Evento climático pode afetar o agronegócio brasileiro
O planeta pode enfrentar mais um período de alterações climáticas provocadas pelo El Niño. Pesquisadores dos Estados Unidos indicam que as características podem se formar nos próximos meses e influenciar o clima em várias partes do mundo.
Reportagem de Fernanda Lima
Imagens de Genilson Pacetti e Rodolfo Rodrigues
Enquanto o planeta aquece, os sinais aparecem em todos os lugares. Em janeiro deste ano, uma onda de calor atingiu a Austrália e as temperaturas chegaram perto dos 50º. Na América do Sul, incêndios devastaram regiões da Argentina e do Chile. E no Ártico, o gelo marinho voltou a atingir um dos menores níveis da história. É como uma corrida que com o tempo acelera cada vez mais. É por isso que a ciência também corre para tentar entender os fenômenos climáticos.
Aqui no Brasil, instituições científicas acompanham de perto os impactos dessas mudanças. O CEMADEN monitora áreas de risco e emite alertas para deslizamentos, enchentes e eventos climáticos extremos.
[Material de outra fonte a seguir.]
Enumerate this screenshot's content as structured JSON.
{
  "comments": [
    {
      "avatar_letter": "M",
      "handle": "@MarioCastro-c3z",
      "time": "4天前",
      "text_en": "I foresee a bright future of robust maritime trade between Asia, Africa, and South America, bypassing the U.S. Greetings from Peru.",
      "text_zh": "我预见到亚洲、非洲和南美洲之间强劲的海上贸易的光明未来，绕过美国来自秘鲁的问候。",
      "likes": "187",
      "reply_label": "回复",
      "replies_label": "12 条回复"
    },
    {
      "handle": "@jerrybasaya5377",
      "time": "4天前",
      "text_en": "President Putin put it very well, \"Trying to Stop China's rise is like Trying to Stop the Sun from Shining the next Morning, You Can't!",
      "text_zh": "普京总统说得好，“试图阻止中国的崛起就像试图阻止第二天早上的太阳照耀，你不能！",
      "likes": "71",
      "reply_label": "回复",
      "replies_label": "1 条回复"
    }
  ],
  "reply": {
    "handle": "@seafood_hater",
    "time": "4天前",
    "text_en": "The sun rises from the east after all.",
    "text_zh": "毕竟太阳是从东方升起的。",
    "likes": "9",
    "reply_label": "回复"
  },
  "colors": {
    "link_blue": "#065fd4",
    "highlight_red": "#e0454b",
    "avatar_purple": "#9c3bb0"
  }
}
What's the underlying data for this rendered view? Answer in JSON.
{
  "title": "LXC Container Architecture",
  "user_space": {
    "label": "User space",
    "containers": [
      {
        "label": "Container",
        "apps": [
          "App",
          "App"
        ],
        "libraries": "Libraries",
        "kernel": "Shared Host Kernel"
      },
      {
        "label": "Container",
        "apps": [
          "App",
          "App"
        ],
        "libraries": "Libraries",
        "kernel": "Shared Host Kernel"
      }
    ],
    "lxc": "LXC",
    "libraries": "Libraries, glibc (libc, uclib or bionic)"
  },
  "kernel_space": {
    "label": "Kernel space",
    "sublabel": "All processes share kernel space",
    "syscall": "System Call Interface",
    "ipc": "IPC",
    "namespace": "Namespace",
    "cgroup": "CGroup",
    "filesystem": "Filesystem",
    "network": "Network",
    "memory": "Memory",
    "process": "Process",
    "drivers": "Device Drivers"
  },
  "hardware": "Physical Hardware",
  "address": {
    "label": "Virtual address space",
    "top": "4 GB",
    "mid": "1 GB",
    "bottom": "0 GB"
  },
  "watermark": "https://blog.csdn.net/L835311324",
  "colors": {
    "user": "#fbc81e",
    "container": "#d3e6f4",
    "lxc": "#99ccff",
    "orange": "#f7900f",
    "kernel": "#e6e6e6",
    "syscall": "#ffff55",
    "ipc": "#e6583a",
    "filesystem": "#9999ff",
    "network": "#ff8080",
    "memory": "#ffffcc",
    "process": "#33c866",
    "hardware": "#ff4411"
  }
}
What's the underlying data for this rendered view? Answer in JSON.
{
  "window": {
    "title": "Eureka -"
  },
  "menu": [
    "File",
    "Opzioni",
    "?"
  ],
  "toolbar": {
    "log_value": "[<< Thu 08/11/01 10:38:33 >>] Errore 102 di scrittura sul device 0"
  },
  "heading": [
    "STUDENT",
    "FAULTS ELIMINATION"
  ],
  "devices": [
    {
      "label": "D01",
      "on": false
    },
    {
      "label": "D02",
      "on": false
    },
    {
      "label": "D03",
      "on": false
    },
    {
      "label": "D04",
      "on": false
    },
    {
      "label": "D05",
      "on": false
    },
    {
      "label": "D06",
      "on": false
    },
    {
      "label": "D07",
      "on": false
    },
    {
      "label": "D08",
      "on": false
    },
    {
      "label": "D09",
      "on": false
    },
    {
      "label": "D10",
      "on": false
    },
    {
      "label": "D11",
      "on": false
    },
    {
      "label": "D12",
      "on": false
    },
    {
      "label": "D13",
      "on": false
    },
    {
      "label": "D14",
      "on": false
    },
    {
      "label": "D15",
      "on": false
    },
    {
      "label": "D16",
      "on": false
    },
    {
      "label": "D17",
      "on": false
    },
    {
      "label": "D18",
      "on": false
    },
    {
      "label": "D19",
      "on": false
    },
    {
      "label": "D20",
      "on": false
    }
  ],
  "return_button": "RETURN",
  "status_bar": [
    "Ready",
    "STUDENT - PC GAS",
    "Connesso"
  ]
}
“E cada uma dessas barras representam o que nós chamamos de anomalia, ou seja, uma diferença na meia. E isto vai desde, mais ou menos 1950 até 2025. E aí vocês vem que o tamanho das barras está aumentando. Aumentou muito mesmo. E você pode dizer que nos últimos 20 anos é que aumentou mais. E nos últimos 20 anos é que nós temos tido mais extremos”, explicou o coordenador geral de pesquisa e desenvolvimento Cemaden, José Marengo.
Ele avança rápido, muda o clima e quando a gente percebe os efeitos estão em toda parte. Eu estou falando do fenômeno El Niño, que é o responsável por trazer mais ondas de calor e outros riscos para o nosso país. “Isso é o que nós chamamos anomalias, onde você vê vermelho é aquecimento. E aqui este típico característico dele aquecimento”, retomou ele.
Aqui nesta sala, uma equipe de profissionais da empresa Climatempo não mede esforços para também analisar e produzir informações diárias sobre os impactos do clima em todo o Brasil.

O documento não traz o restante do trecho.